Honestly, since you asked, ..all this/your agenda including a big announcement of a "vow of silence", efforts to "appreciating the ability to speak", "an attempt to gain control of my emotions" or over whatever, Jesus Christ's opinion about "your talking and thinking", your "desire to emulate him", "represent him", awaken to whatever and getting away from vulgarity that way, ..to me this sounds like business as usual, more of the same, more egoic bullshit. I think it will make no difference if you do all this while your mouth is flapping, or shut. But I would encourage you to do/try it anyway, cause as soon as the food hole is closes for a while, the mind will ramp up the volume of its chatter inside and there is greater possibility to learn something about that, I think.

Unless you are on a retreat somewhere, meaning in an supportive/enabling environment as other have pointed out, this will not work out since modern life demands at least some verbal communication.

Would I take a vow of silence (for a year) in "normal" life? No, I think that's just silliness and won't work out. I will probably get locked away. But words are not the ultimate concern, from "where" they come is. That will naturally determine how much and what words flow out, if one wants/likes it or not.

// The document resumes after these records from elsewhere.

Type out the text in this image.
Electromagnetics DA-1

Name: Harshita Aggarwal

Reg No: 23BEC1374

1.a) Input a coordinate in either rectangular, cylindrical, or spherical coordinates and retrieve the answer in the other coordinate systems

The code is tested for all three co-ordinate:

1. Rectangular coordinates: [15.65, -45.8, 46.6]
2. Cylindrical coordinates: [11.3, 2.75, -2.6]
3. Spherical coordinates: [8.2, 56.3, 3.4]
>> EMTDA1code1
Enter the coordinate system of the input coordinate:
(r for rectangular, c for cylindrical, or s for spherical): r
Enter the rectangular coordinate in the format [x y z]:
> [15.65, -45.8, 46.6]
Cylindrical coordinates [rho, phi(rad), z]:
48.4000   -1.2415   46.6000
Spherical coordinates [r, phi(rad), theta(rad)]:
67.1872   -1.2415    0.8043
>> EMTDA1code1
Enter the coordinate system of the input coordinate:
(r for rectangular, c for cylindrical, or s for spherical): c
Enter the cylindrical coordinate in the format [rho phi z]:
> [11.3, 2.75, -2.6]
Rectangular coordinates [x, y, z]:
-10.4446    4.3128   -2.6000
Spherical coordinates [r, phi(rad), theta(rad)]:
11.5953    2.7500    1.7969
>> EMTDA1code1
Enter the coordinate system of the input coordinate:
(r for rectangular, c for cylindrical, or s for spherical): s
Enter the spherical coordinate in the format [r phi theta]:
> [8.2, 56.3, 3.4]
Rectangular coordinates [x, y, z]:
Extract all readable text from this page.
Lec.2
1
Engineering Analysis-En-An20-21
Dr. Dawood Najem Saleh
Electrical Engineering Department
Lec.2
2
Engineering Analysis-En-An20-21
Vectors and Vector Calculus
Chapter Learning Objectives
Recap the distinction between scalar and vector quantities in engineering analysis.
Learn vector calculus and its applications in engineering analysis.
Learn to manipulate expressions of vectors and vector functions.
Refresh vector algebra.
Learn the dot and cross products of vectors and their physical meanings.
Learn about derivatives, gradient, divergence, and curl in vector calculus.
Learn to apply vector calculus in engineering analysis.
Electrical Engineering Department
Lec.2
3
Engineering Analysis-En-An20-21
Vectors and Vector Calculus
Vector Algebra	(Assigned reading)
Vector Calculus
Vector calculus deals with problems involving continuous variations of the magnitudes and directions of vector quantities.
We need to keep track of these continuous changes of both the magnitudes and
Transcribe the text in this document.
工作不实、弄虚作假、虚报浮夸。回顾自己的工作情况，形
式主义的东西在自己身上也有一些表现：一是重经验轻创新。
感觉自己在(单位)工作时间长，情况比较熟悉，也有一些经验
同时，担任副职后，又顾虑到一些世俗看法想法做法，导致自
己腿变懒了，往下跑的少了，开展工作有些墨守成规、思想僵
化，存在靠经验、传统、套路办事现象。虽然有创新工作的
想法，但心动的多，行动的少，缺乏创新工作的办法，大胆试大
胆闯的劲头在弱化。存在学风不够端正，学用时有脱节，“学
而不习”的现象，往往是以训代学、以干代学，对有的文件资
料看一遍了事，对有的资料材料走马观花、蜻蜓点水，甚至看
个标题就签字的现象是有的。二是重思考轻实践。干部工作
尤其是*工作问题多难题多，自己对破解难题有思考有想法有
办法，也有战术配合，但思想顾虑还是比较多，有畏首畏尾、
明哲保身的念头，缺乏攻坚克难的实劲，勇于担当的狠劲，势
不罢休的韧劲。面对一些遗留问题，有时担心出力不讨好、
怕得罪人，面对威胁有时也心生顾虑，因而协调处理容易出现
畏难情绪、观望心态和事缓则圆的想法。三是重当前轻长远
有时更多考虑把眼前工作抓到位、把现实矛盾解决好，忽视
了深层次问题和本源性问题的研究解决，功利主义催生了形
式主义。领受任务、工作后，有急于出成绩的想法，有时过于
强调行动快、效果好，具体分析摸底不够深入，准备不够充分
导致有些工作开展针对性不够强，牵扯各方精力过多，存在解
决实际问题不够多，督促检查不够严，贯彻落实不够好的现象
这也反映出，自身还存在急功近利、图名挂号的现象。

Would I go on a silent retreat (for a year)? Perhaps yes, it depends. It would certainly represent a unique opportunity. I was in silent solitude for weeks more than once; very ..'revealing', let's phrase it like that. But I also know that one can be still inside, even though words are spoken on occasion. And people react very diverse to this, I found, but that's not really what it is about, is it? Anyway..
 
Honestly, since you asked, ..all this/your agenda including a big announcement of a "vow of silence", efforts to "appreciating the ability to speak", "an attempt to gain control of my emotions" or over whatever, Jesus Christ's opinion about "your talking and thinking", your "desire to emulate him", "represent him", awaken to whatever and getting away from vulgarity that way, ..to me this sounds like business as usual, more of the same, more egoic bullshit. I think it will make no difference if you do all this while your mouth is flapping, or shut. But I would encourage you to do/try it anyway, cause as soon as the food hole is closes for a while, the mind will ramp up the volume of its chatter inside and there is greater possibility to learn something about that, I think.

Unless you are on a retreat somewhere, meaning in an supportive/enabling environment as other have pointed out, this will not work out since modern life demands at least some verbal communication.

Would I take a vow of silence (for a year) in "normal" life? No, I think that's just silliness and won't work out. I will probably get locked away. But words are not the ultimate concern, from "where" they come is. That will naturally determine how much and what words flow out, if one wants/likes it or not.

Would I go on a silent retreat (for a year)? Perhaps yes, it depends. It would certainly represent a unique opportunity. I was in silent solitude for weeks more than once; very ..'revealing', let's phrase it like that. But I also know that one can be still inside, even though words are spoken on occasion. And people react very diverse to this, I found, but that's not really what it is about, is it? Anyway..
Thank you I appreciate you opinion and time you took to right that you have some good points and ima use those moving forward but please don’t ever assume my faith is ego again you don’t know me.
 
I would go with solitude, like abstaining from reading and talking which stimulate our mind, or at least it does mine. I thought you would've done this by now, honestly but that's my opinion. I mean it's not a big deal depending on your living situation. I would just do it right away and get it over with. I'm curious to hear what happens. I felt a lot better after I did it
 
Do you have a job? How would you communicate with people in day to day life. I guess this would be an interesting experiment if you're a hermit with no responsibilities. Maybe learn sign language so you can at least express yourself without speaking.